South Dakota is in the process of adopting new science standards. By South Dakota law, the Board of Education may not, adopt any uniform content standards drafted by a multistate consortium which are intended for adoption in two or more states. They are allowed to reference national standards and they must hold at least four public hearings before adopting any standards.
Mr. Shaw, of the SD Department of Education, in this video, said that in an effort to align South Dakota’s Science Standards to the new “Framework for K-12 Science Education” that was issued in 2011 by the National Research Council (NRC), the DOE looked at three sets of science standards. Massachusetts, South Carolina and the Next Generation Science Standards. (NGSS)

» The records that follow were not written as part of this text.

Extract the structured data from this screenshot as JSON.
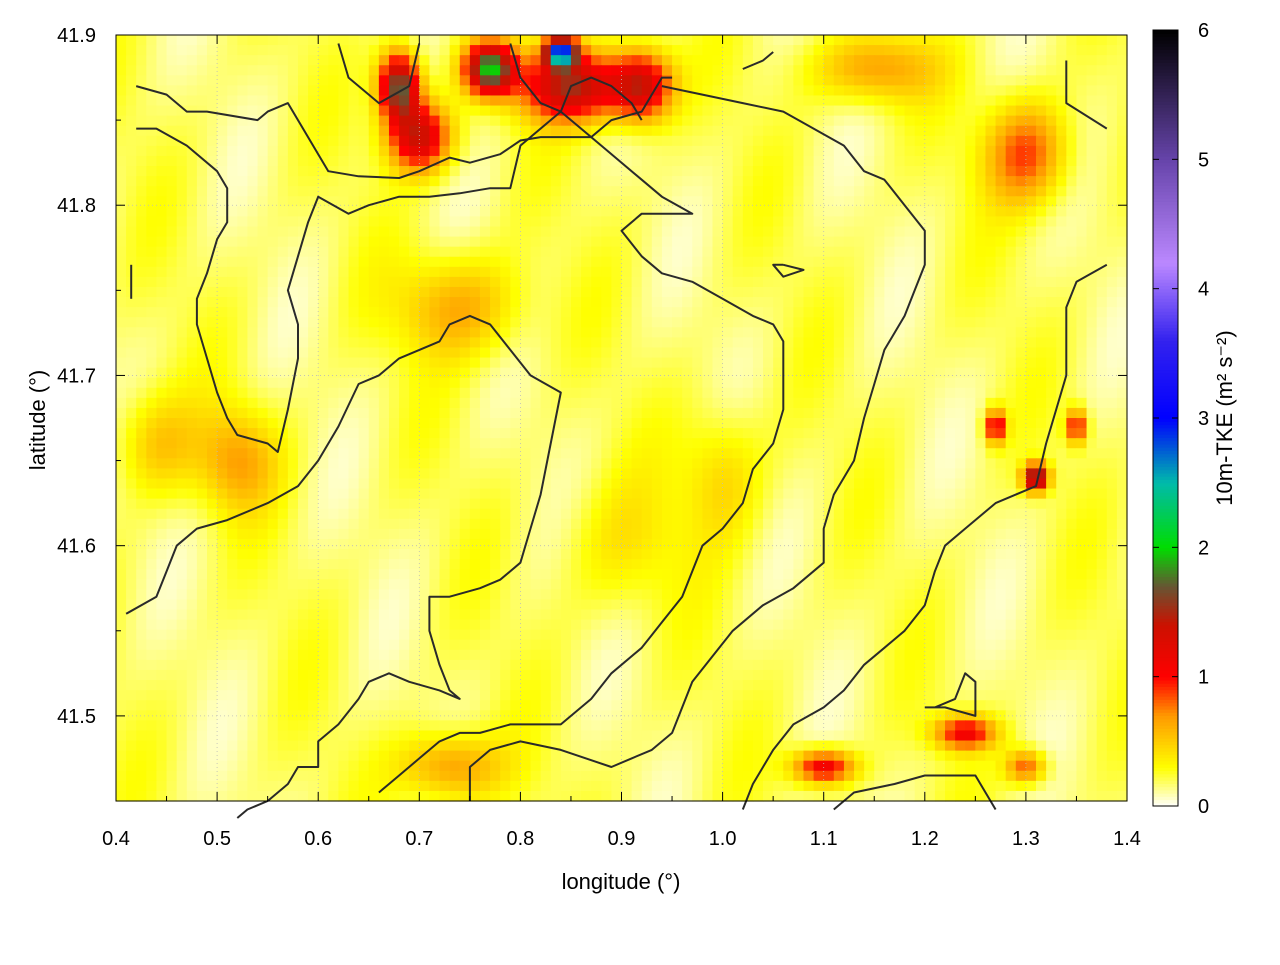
{
  "chart_data": {
    "type": "heatmap",
    "title": "",
    "xlabel": "longitude (°)",
    "ylabel": "latitude (°)",
    "colorbar_label": "10m-TKE (m² s⁻²)",
    "xlim": [
      0.4,
      1.4
    ],
    "ylim": [
      41.45,
      41.9
    ],
    "clim": [
      0,
      6
    ],
    "xticks": [
      0.4,
      0.5,
      0.6,
      0.7,
      0.8,
      0.9,
      1.0,
      1.1,
      1.2,
      1.3,
      1.4
    ],
    "xtick_labels": [
      "0.4",
      "0.5",
      "0.6",
      "0.7",
      "0.8",
      "0.9",
      "1.0",
      "1.1",
      "1.2",
      "1.3",
      "1.4"
    ],
    "yticks": [
      41.5,
      41.6,
      41.7,
      41.8,
      41.9
    ],
    "ytick_labels": [
      "41.5",
      "41.6",
      "41.7",
      "41.8",
      "41.9"
    ],
    "cbar_ticks": [
      0,
      1,
      2,
      3,
      4,
      5,
      6
    ],
    "cbar_tick_labels": [
      "0",
      "1",
      "2",
      "3",
      "4",
      "5",
      "6"
    ],
    "grid": true,
    "colormap": [
      [
        0.0,
        "#ffffff"
      ],
      [
        0.3,
        "#ffff00"
      ],
      [
        0.7,
        "#ff9900"
      ],
      [
        1.0,
        "#ff0000"
      ],
      [
        1.4,
        "#cc1100"
      ],
      [
        1.7,
        "#665533"
      ],
      [
        2.0,
        "#00dd00"
      ],
      [
        2.5,
        "#00bbaa"
      ],
      [
        3.0,
        "#0000ff"
      ],
      [
        3.6,
        "#3322ee"
      ],
      [
        4.2,
        "#bb88ff"
      ],
      [
        5.0,
        "#6644aa"
      ],
      [
        6.0,
        "#000000"
      ]
    ],
    "field_features": [
      {
        "lon": 0.74,
        "lat": 41.74,
        "amp": 0.45,
        "rlon": 0.06,
        "rlat": 0.03
      },
      {
        "lon": 0.52,
        "lat": 41.65,
        "amp": 0.45,
        "rlon": 0.04,
        "rlat": 0.03
      },
      {
        "lon": 0.44,
        "lat": 41.66,
        "amp": 0.35,
        "rlon": 0.04,
        "rlat": 0.03
      },
      {
        "lon": 0.73,
        "lat": 41.47,
        "amp": 0.55,
        "rlon": 0.05,
        "rlat": 0.02
      },
      {
        "lon": 0.9,
        "lat": 41.6,
        "amp": 0.2,
        "rlon": 0.06,
        "rlat": 0.04
      },
      {
        "lon": 1.0,
        "lat": 41.64,
        "amp": 0.3,
        "rlon": 0.04,
        "rlat": 0.04
      },
      {
        "lon": 0.68,
        "lat": 41.87,
        "amp": 1.6,
        "rlon": 0.02,
        "rlat": 0.02
      },
      {
        "lon": 0.7,
        "lat": 41.84,
        "amp": 1.2,
        "rlon": 0.03,
        "rlat": 0.02
      },
      {
        "lon": 0.77,
        "lat": 41.88,
        "amp": 1.7,
        "rlon": 0.025,
        "rlat": 0.015
      },
      {
        "lon": 0.85,
        "lat": 41.87,
        "amp": 1.3,
        "rlon": 0.05,
        "rlat": 0.02
      },
      {
        "lon": 0.84,
        "lat": 41.89,
        "amp": 2.6,
        "rlon": 0.015,
        "rlat": 0.008
      },
      {
        "lon": 0.92,
        "lat": 41.87,
        "amp": 1.2,
        "rlon": 0.03,
        "rlat": 0.02
      },
      {
        "lon": 1.1,
        "lat": 41.47,
        "amp": 1.0,
        "rlon": 0.03,
        "rlat": 0.01
      },
      {
        "lon": 1.24,
        "lat": 41.49,
        "amp": 0.9,
        "rlon": 0.03,
        "rlat": 0.01
      },
      {
        "lon": 1.31,
        "lat": 41.64,
        "amp": 1.6,
        "rlon": 0.012,
        "rlat": 0.008
      },
      {
        "lon": 1.27,
        "lat": 41.67,
        "amp": 1.0,
        "rlon": 0.01,
        "rlat": 0.01
      },
      {
        "lon": 1.35,
        "lat": 41.67,
        "amp": 0.9,
        "rlon": 0.01,
        "rlat": 0.01
      },
      {
        "lon": 1.3,
        "lat": 41.83,
        "amp": 0.7,
        "rlon": 0.04,
        "rlat": 0.03
      },
      {
        "lon": 1.3,
        "lat": 41.47,
        "amp": 0.7,
        "rlon": 0.02,
        "rlat": 0.01
      },
      {
        "lon": 1.15,
        "lat": 41.88,
        "amp": 0.5,
        "rlon": 0.06,
        "rlat": 0.02
      }
    ],
    "contours": [
      [
        [
          0.42,
          41.87
        ],
        [
          0.45,
          41.865
        ],
        [
          0.47,
          41.855
        ],
        [
          0.49,
          41.855
        ],
        [
          0.54,
          41.85
        ],
        [
          0.55,
          41.855
        ],
        [
          0.57,
          41.86
        ],
        [
          0.6,
          41.83
        ],
        [
          0.61,
          41.82
        ],
        [
          0.64,
          41.817
        ],
        [
          0.68,
          41.816
        ],
        [
          0.7,
          41.82
        ],
        [
          0.73,
          41.828
        ],
        [
          0.75,
          41.825
        ],
        [
          0.78,
          41.83
        ],
        [
          0.8,
          41.838
        ],
        [
          0.82,
          41.84
        ],
        [
          0.84,
          41.84
        ],
        [
          0.87,
          41.84
        ],
        [
          0.89,
          41.85
        ],
        [
          0.92,
          41.855
        ],
        [
          0.94,
          41.875
        ],
        [
          0.95,
          41.875
        ]
      ],
      [
        [
          0.62,
          41.895
        ],
        [
          0.63,
          41.875
        ],
        [
          0.66,
          41.86
        ],
        [
          0.69,
          41.87
        ],
        [
          0.7,
          41.895
        ]
      ],
      [
        [
          0.79,
          41.895
        ],
        [
          0.8,
          41.875
        ],
        [
          0.82,
          41.86
        ],
        [
          0.84,
          41.855
        ],
        [
          0.85,
          41.87
        ],
        [
          0.87,
          41.875
        ],
        [
          0.89,
          41.87
        ],
        [
          0.91,
          41.86
        ],
        [
          0.92,
          41.85
        ]
      ],
      [
        [
          0.42,
          41.845
        ],
        [
          0.44,
          41.845
        ],
        [
          0.47,
          41.835
        ],
        [
          0.5,
          41.82
        ],
        [
          0.51,
          41.81
        ],
        [
          0.51,
          41.79
        ],
        [
          0.5,
          41.78
        ],
        [
          0.49,
          41.76
        ],
        [
          0.48,
          41.745
        ],
        [
          0.48,
          41.73
        ],
        [
          0.49,
          41.71
        ],
        [
          0.5,
          41.69
        ],
        [
          0.51,
          41.675
        ],
        [
          0.52,
          41.665
        ],
        [
          0.55,
          41.66
        ],
        [
          0.56,
          41.655
        ],
        [
          0.57,
          41.68
        ],
        [
          0.58,
          41.71
        ],
        [
          0.58,
          41.73
        ],
        [
          0.57,
          41.75
        ],
        [
          0.58,
          41.77
        ],
        [
          0.59,
          41.79
        ],
        [
          0.6,
          41.805
        ],
        [
          0.63,
          41.795
        ],
        [
          0.65,
          41.8
        ],
        [
          0.68,
          41.805
        ],
        [
          0.71,
          41.805
        ],
        [
          0.74,
          41.807
        ],
        [
          0.77,
          41.81
        ],
        [
          0.79,
          41.81
        ],
        [
          0.8,
          41.835
        ],
        [
          0.84,
          41.855
        ],
        [
          0.88,
          41.835
        ],
        [
          0.92,
          41.815
        ],
        [
          0.94,
          41.805
        ],
        [
          0.97,
          41.795
        ],
        [
          0.95,
          41.795
        ],
        [
          0.92,
          41.795
        ],
        [
          0.9,
          41.785
        ],
        [
          0.92,
          41.77
        ],
        [
          0.94,
          41.76
        ],
        [
          0.97,
          41.755
        ],
        [
          1.0,
          41.745
        ],
        [
          1.03,
          41.735
        ],
        [
          1.05,
          41.73
        ],
        [
          1.06,
          41.72
        ],
        [
          1.06,
          41.705
        ],
        [
          1.06,
          41.68
        ],
        [
          1.05,
          41.66
        ],
        [
          1.03,
          41.645
        ],
        [
          1.02,
          41.625
        ],
        [
          1.0,
          41.61
        ],
        [
          0.98,
          41.6
        ],
        [
          0.97,
          41.585
        ],
        [
          0.96,
          41.57
        ],
        [
          0.94,
          41.555
        ],
        [
          0.92,
          41.54
        ],
        [
          0.89,
          41.525
        ],
        [
          0.87,
          41.51
        ],
        [
          0.84,
          41.495
        ],
        [
          0.82,
          41.495
        ],
        [
          0.79,
          41.495
        ],
        [
          0.76,
          41.49
        ],
        [
          0.74,
          41.49
        ],
        [
          0.72,
          41.485
        ],
        [
          0.7,
          41.475
        ],
        [
          0.68,
          41.465
        ],
        [
          0.67,
          41.46
        ],
        [
          0.66,
          41.455
        ]
      ],
      [
        [
          0.41,
          41.56
        ],
        [
          0.44,
          41.57
        ],
        [
          0.45,
          41.585
        ],
        [
          0.46,
          41.6
        ],
        [
          0.48,
          41.61
        ],
        [
          0.51,
          41.615
        ],
        [
          0.55,
          41.625
        ],
        [
          0.58,
          41.635
        ],
        [
          0.6,
          41.65
        ],
        [
          0.62,
          41.67
        ],
        [
          0.64,
          41.695
        ],
        [
          0.66,
          41.7
        ],
        [
          0.68,
          41.71
        ],
        [
          0.72,
          41.72
        ],
        [
          0.73,
          41.73
        ],
        [
          0.75,
          41.735
        ],
        [
          0.77,
          41.73
        ],
        [
          0.79,
          41.715
        ],
        [
          0.81,
          41.7
        ],
        [
          0.84,
          41.69
        ],
        [
          0.83,
          41.66
        ],
        [
          0.82,
          41.63
        ],
        [
          0.81,
          41.61
        ],
        [
          0.8,
          41.59
        ],
        [
          0.78,
          41.58
        ],
        [
          0.76,
          41.575
        ],
        [
          0.73,
          41.57
        ],
        [
          0.71,
          41.57
        ],
        [
          0.71,
          41.55
        ],
        [
          0.72,
          41.53
        ],
        [
          0.73,
          41.515
        ],
        [
          0.74,
          41.51
        ],
        [
          0.72,
          41.515
        ],
        [
          0.69,
          41.52
        ],
        [
          0.67,
          41.525
        ],
        [
          0.65,
          41.52
        ],
        [
          0.64,
          41.51
        ],
        [
          0.62,
          41.495
        ],
        [
          0.6,
          41.485
        ],
        [
          0.6,
          41.47
        ],
        [
          0.58,
          41.47
        ],
        [
          0.57,
          41.46
        ],
        [
          0.55,
          41.45
        ],
        [
          0.53,
          41.445
        ],
        [
          0.52,
          41.44
        ]
      ],
      [
        [
          0.75,
          41.45
        ],
        [
          0.75,
          41.47
        ],
        [
          0.77,
          41.48
        ],
        [
          0.8,
          41.485
        ],
        [
          0.84,
          41.48
        ],
        [
          0.89,
          41.47
        ],
        [
          0.91,
          41.475
        ],
        [
          0.93,
          41.48
        ],
        [
          0.95,
          41.49
        ],
        [
          0.96,
          41.505
        ],
        [
          0.97,
          41.52
        ],
        [
          0.99,
          41.535
        ],
        [
          1.01,
          41.55
        ],
        [
          1.04,
          41.565
        ],
        [
          1.07,
          41.575
        ],
        [
          1.1,
          41.59
        ],
        [
          1.1,
          41.61
        ],
        [
          1.11,
          41.63
        ],
        [
          1.13,
          41.65
        ],
        [
          1.14,
          41.675
        ],
        [
          1.15,
          41.695
        ],
        [
          1.16,
          41.715
        ],
        [
          1.18,
          41.735
        ],
        [
          1.19,
          41.75
        ],
        [
          1.2,
          41.765
        ],
        [
          1.2,
          41.785
        ],
        [
          1.18,
          41.8
        ],
        [
          1.16,
          41.815
        ],
        [
          1.14,
          41.82
        ],
        [
          1.12,
          41.835
        ],
        [
          1.09,
          41.845
        ],
        [
          1.06,
          41.855
        ],
        [
          1.02,
          41.86
        ],
        [
          0.98,
          41.865
        ],
        [
          0.94,
          41.87
        ]
      ],
      [
        [
          1.02,
          41.445
        ],
        [
          1.03,
          41.46
        ],
        [
          1.05,
          41.48
        ],
        [
          1.07,
          41.495
        ],
        [
          1.1,
          41.505
        ],
        [
          1.12,
          41.515
        ],
        [
          1.14,
          41.53
        ],
        [
          1.16,
          41.54
        ],
        [
          1.18,
          41.55
        ],
        [
          1.2,
          41.565
        ],
        [
          1.21,
          41.585
        ],
        [
          1.22,
          41.6
        ],
        [
          1.24,
          41.61
        ],
        [
          1.27,
          41.625
        ],
        [
          1.29,
          41.63
        ],
        [
          1.31,
          41.635
        ],
        [
          1.32,
          41.66
        ],
        [
          1.33,
          41.68
        ],
        [
          1.34,
          41.7
        ],
        [
          1.34,
          41.72
        ],
        [
          1.34,
          41.74
        ],
        [
          1.35,
          41.755
        ],
        [
          1.38,
          41.765
        ]
      ],
      [
        [
          1.11,
          41.445
        ],
        [
          1.13,
          41.455
        ],
        [
          1.17,
          41.46
        ],
        [
          1.2,
          41.465
        ],
        [
          1.25,
          41.465
        ],
        [
          1.27,
          41.445
        ]
      ],
      [
        [
          1.2,
          41.505
        ],
        [
          1.22,
          41.505
        ],
        [
          1.25,
          41.5
        ],
        [
          1.25,
          41.52
        ],
        [
          1.24,
          41.525
        ],
        [
          1.23,
          41.51
        ],
        [
          1.21,
          41.505
        ]
      ],
      [
        [
          1.06,
          41.765
        ],
        [
          1.08,
          41.762
        ],
        [
          1.06,
          41.758
        ],
        [
          1.05,
          41.765
        ],
        [
          1.06,
          41.765
        ]
      ],
      [
        [
          0.415,
          41.765
        ],
        [
          0.415,
          41.745
        ]
      ],
      [
        [
          1.34,
          41.885
        ],
        [
          1.34,
          41.86
        ],
        [
          1.38,
          41.845
        ]
      ],
      [
        [
          1.02,
          41.88
        ],
        [
          1.04,
          41.885
        ],
        [
          1.05,
          41.89
        ]
      ]
    ]
  }
}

In comparing South Dakota’s 190 science standards to the three sources Mr. Shaw says the state referenced, I found one standard from NGSS that had been rewritten by South Carolina, and South Dakota chose South Carolina’s wording of that standard. One standard that was unique to South Dakota, HS-LS4-7. There are 188 standards from the NGSS – of which 45 contained word changes such as “conduct” has replaced “carry out”, and “engage in an argument” replaces “construct an argument” Some words were left off the standards, and some had words added. The final 143 standards are identical, word for word to the NGSS. Here are the proposed South Dakota Science Standards, highlighted in pink to represent the NGSS and yellow to represent the changes South Dakota made. There are also notes of changes made.
To be fair, the state did choose to omit 5 NGSS standards. They also chose to integrate the Engineering Standards into others. I can only assume that is because after Professional Development sessions for the NGSS in the summer of 2013, which about 50% (400) of the state’s Middle School and High School Science teachers, the teacher survey said that science teachers were uncomfortable teaching engineering.
Let’s just take a quick look at a short timeline of the state’s efforts to adopt the Next Generation Science Standards.
- Summer 2013 – The Department of Education offered professional development sessions to middle school and high school teachers who teach science classes. About 50% of the state’s teachers participated.
- Fall 2013 – after that summer of professional development, at a public meeting at the Hamlin School, Dr. Schopp said that we were not adopting the NGSS – they just were not right for South Dakota.
- February of 2014, Mr. Shaw of the SD DOE not only attended the “NGSS Annual Meeting for State Leadership Teams and National Partners” in Atlanta, Georgia, but also gave a presentation called, “A Vision for Science Education in South Dakota” where he spoke about what the state had learned from teachers during the summer of 2013, and how they would use that information to adjust professional development for the Next Generation Science Standards for the other 50% of middle and high school science teachers, as well as elementary teachers.
- This summer, USD offered professional development courses which included:
* Kindergarten Academy: Meeting the Kindergarten Common Core and Next Generation Science Standards with Engaging, Hands-On Activities.
* Primary Academy: Meeting the Challenges of the Common Core and Next Generation Science Standards with Engaging, Hands-on Activities in the Primary Grades.
If the Board chooses to adopt these standards, or any standards before July 1, 2016, they are ignoring the intent of the law. The people’s representatives , 87%, voted to slow down the national standards train that threatens to take over our locally controlled schools.
South Dakota law prohibits the Board of Education from adopting any uniform content standards drafted by a multistate consortium which are intended for adoption in two or more states prior to July 1, 2016. However, nothing prohibits the board from adopting standards drafted by South Dakota educators and professionals which “reference” uniform content standards, provided that the board has conducted at least four public hearings in regard to those standards.
The next public hearing will be November 17, 2014, in Pierre. We will notify you of details of these hearing here. Be sure to follow this blog so you get an email whenever something is posted, like us on Facebook, and follow us on Twitter.
It would appear, that for all intentional purposes, the activities of the state, the professional development being offered, and the fact that the “South Dakota Science Standards,” are taken almost word for word, from the Next Generation Science Standards, that South Dakota Science Standards are the Next Generation Science Standards and that the Board is being asked to adopt National Standards.
In future posts I will be presenting more evidence that South Dakota is adopting the Next Generation Science Standards.